Agricultural Research Service

Research Project: Genetic Enhancement of Common Bean Using Exotic Germplasm for Biotic and Abiotic Stress Tolerance

Location: Tropical Crops and Germplasm Research

Title: Response of Andean and Mesoamerican common bean genotypes to inoculation with rhizobium strains.

Authors
item Racancoj, A. -
item Vargas, A. -
item Rosas, J. -
item Estevez DE Jensen, Consuelo -
item Beaver, J. -
item Porch, Timothy

Submitted to: Bean Improvement Cooperative Annual Report
Publication Type: Research Notes
Publication Acceptance Date: January 28, 2014
Publication Date: April 1, 2014
Citation: Racancoj, A.J., Vargas, A., Rosas, J.C., Estevez De Jensen, C., Beaver, J.S., Porch Clay, T.G. 2014. Response of Andean and Mesoamerican common bean genotypes to inoculation with rhizobium strains.

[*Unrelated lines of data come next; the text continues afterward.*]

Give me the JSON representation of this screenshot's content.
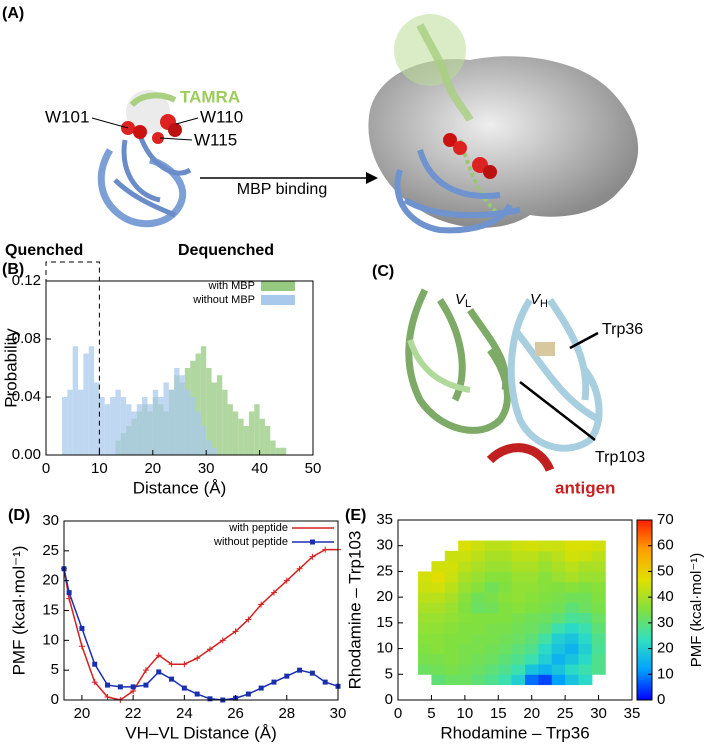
{
  "panel_a": {
    "label": "(A)",
    "dye": "TAMRA",
    "residues": [
      "W101",
      "W110",
      "W115"
    ],
    "arrow_label": "MBP binding"
  },
  "panel_c": {
    "label": "(C)",
    "domains": [
      {
        "letter": "V",
        "sub": "L"
      },
      {
        "letter": "V",
        "sub": "H"
      }
    ],
    "residues": [
      "Trp36",
      "Trp103"
    ],
    "antigen": "antigen"
  },
  "chart_data": [
    {
      "type": "histogram",
      "panel_label": "(B)",
      "x_label": "Distance (Å)",
      "y_label": "Probability",
      "quenched_label": "Quenched",
      "dequenched_label": "Dequenched",
      "quenched_range": [
        0,
        10
      ],
      "bins": [
        2,
        3,
        4,
        5,
        6,
        7,
        8,
        9,
        10,
        11,
        12,
        13,
        14,
        15,
        16,
        17,
        18,
        19,
        20,
        21,
        22,
        23,
        24,
        25,
        26,
        27,
        28,
        29,
        30,
        31,
        32,
        33,
        34,
        35,
        36,
        37,
        38,
        39,
        40,
        41,
        42,
        43,
        44,
        45,
        46,
        47,
        48
      ],
      "series": [
        {
          "name": "with MBP",
          "color": "#95c97f",
          "values": [
            0,
            0,
            0,
            0,
            0,
            0,
            0,
            0,
            0,
            0,
            0,
            0.01,
            0.015,
            0.02,
            0.025,
            0.03,
            0.035,
            0.03,
            0.04,
            0.035,
            0.03,
            0.045,
            0.055,
            0.05,
            0.06,
            0.065,
            0.07,
            0.075,
            0.06,
            0.05,
            0.055,
            0.045,
            0.035,
            0.03,
            0.025,
            0.02,
            0.03,
            0.035,
            0.025,
            0.02,
            0.01,
            0.005,
            0.005,
            0,
            0,
            0
          ]
        },
        {
          "name": "without MBP",
          "color": "#a9c9ec",
          "values": [
            0,
            0.04,
            0.045,
            0.075,
            0.045,
            0.07,
            0.075,
            0.05,
            0.04,
            0.035,
            0.04,
            0.045,
            0.04,
            0.035,
            0.03,
            0.035,
            0.04,
            0.035,
            0.045,
            0.04,
            0.05,
            0.045,
            0.06,
            0.055,
            0.045,
            0.04,
            0.03,
            0.02,
            0.01,
            0.005,
            0,
            0,
            0,
            0,
            0,
            0,
            0,
            0,
            0,
            0,
            0,
            0,
            0,
            0,
            0,
            0
          ]
        }
      ],
      "xlim": [
        0,
        50
      ],
      "xticks": [
        0,
        10,
        20,
        30,
        40,
        50
      ],
      "ylim": [
        0,
        0.12
      ],
      "yticks": [
        {
          "value": 0,
          "label": "0.00"
        },
        0.04,
        0.08,
        0.12
      ]
    },
    {
      "type": "line",
      "panel_label": "(D)",
      "x_label": "VH–VL Distance (Å)",
      "y_label": "PMF (kcal·mol⁻¹)",
      "x": [
        19.3,
        19.5,
        20,
        20.5,
        21,
        21.5,
        22,
        22.5,
        23,
        23.5,
        24,
        24.5,
        25,
        25.5,
        26,
        26.5,
        27,
        27.5,
        28,
        28.5,
        29,
        29.5,
        30
      ],
      "series": [
        {
          "name": "with peptide",
          "color": "#d42020",
          "marker": "plus",
          "values": [
            22,
            17,
            9,
            3,
            0.5,
            0,
            1.5,
            5,
            7.5,
            6,
            6,
            7,
            8.5,
            10,
            11.5,
            13.5,
            16,
            18,
            20,
            22,
            24,
            25.2,
            25.2
          ]
        },
        {
          "name": "without peptide",
          "color": "#1a2fb0",
          "marker": "square",
          "values": [
            22,
            18,
            12,
            6,
            2.5,
            2.2,
            2.2,
            2.5,
            4.7,
            3.5,
            2,
            1,
            0.2,
            0,
            0.3,
            1,
            2,
            3,
            4,
            5,
            4.5,
            3,
            2.3
          ]
        }
      ],
      "xlim": [
        19.3,
        30
      ],
      "xticks": [
        20,
        22,
        24,
        26,
        28,
        30
      ],
      "ylim": [
        0,
        30
      ],
      "yticks": [
        0,
        5,
        10,
        15,
        20,
        25,
        30
      ]
    },
    {
      "type": "heatmap",
      "panel_label": "(E)",
      "x_label": "Rhodamine – Trp36",
      "y_label": "Rhodamine – Trp103",
      "z_label": "PMF (kcal·mol⁻¹)",
      "x": [
        4,
        6,
        8,
        10,
        12,
        14,
        16,
        18,
        20,
        22,
        24,
        26,
        28,
        30
      ],
      "y": [
        4,
        6,
        8,
        10,
        12,
        14,
        16,
        18,
        20,
        22,
        24,
        26,
        28,
        30
      ],
      "z": [
        [
          null,
          30,
          32,
          32,
          30,
          28,
          25,
          20,
          8,
          5,
          12,
          18,
          22,
          null
        ],
        [
          32,
          33,
          34,
          33,
          32,
          30,
          28,
          25,
          18,
          15,
          18,
          22,
          25,
          28
        ],
        [
          34,
          34,
          35,
          34,
          33,
          32,
          30,
          28,
          25,
          20,
          15,
          18,
          22,
          28
        ],
        [
          35,
          36,
          35,
          34,
          34,
          33,
          32,
          30,
          28,
          22,
          18,
          15,
          20,
          27
        ],
        [
          36,
          36,
          35,
          35,
          34,
          34,
          33,
          32,
          30,
          26,
          20,
          18,
          22,
          28
        ],
        [
          37,
          37,
          36,
          35,
          35,
          34,
          34,
          33,
          32,
          30,
          25,
          22,
          25,
          30
        ],
        [
          38,
          38,
          37,
          36,
          35,
          35,
          35,
          34,
          33,
          32,
          30,
          27,
          28,
          32
        ],
        [
          40,
          40,
          38,
          35,
          32,
          33,
          35,
          36,
          35,
          34,
          33,
          30,
          32,
          34
        ],
        [
          42,
          42,
          40,
          36,
          33,
          34,
          36,
          37,
          36,
          35,
          34,
          33,
          33,
          35
        ],
        [
          44,
          45,
          42,
          38,
          36,
          33,
          35,
          37,
          37,
          36,
          35,
          36,
          35,
          36
        ],
        [
          45,
          47,
          44,
          40,
          38,
          36,
          36,
          38,
          38,
          36,
          38,
          40,
          38,
          38
        ],
        [
          null,
          45,
          45,
          42,
          40,
          38,
          38,
          40,
          40,
          38,
          40,
          42,
          40,
          40
        ],
        [
          null,
          null,
          44,
          44,
          42,
          40,
          40,
          42,
          42,
          40,
          42,
          45,
          44,
          42
        ],
        [
          null,
          null,
          null,
          46,
          44,
          42,
          42,
          44,
          45,
          44,
          44,
          46,
          46,
          45
        ]
      ],
      "colorscale": [
        "#0000ff",
        "#00a0ff",
        "#30e0c0",
        "#80e040",
        "#e0e000",
        "#ffa000",
        "#ff2000"
      ],
      "xlim": [
        0,
        35
      ],
      "xticks": [
        0,
        5,
        10,
        15,
        20,
        25,
        30,
        35
      ],
      "ylim": [
        0,
        35
      ],
      "yticks": [
        0,
        5,
        10,
        15,
        20,
        25,
        30,
        35
      ],
      "zlim": [
        0,
        70
      ],
      "zticks": [
        0,
        10,
        20,
        30,
        40,
        50,
        60,
        70
      ]
    }
  ]
}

Bean Improvement Cooperative Annual Report. p. 245-246.

Interpretive Summary: In most common bean production regions of Latin America, inoculants, composed of symbiotic bacteria that fix nitrogen in symbiosis with legume plants, are rarely used by farmers in spite of several studies that demonstrate the importance of inoculation on commercial production of legume crops. This study investigated specific bean host plant-Rhizobium strain (symbiotic bacteria) interactions that could facilitate the selection of superior Rhizobia with greater response to inoculation, and with the potential to increase bean productivity in nitrogen limited soils. The results show that nodulation response of bean genotypes was significantly influenced by Rhizobium strain and common bean variety, but not by their interaction. On average, Andean common bean varieties had greater nodulation and plant dry weight than Mesoamerican varieties.

Technical Abstract: In most common bean (Phaseolus vulgaris L.) production regions of Latin America, inoculants are rarely used by farmers in spite of several studies that demonstrate the importance of Rhizobium inoculation on commercial production of legume crops. This study investigated specific bean host plant-Rhizobium strain interactions that could facilitate the selection of superior symbionts with greater response to inoculation, and with the potential to increase bean productivity in N limited soils. The results show that nodulation response of bean genotypes was significantly influenced by Rhizobium strains and genotype treatments, but not by their interaction. On average, Andean genotypes had greater nodulation and plant dry weight than Mesoamerican genotypes.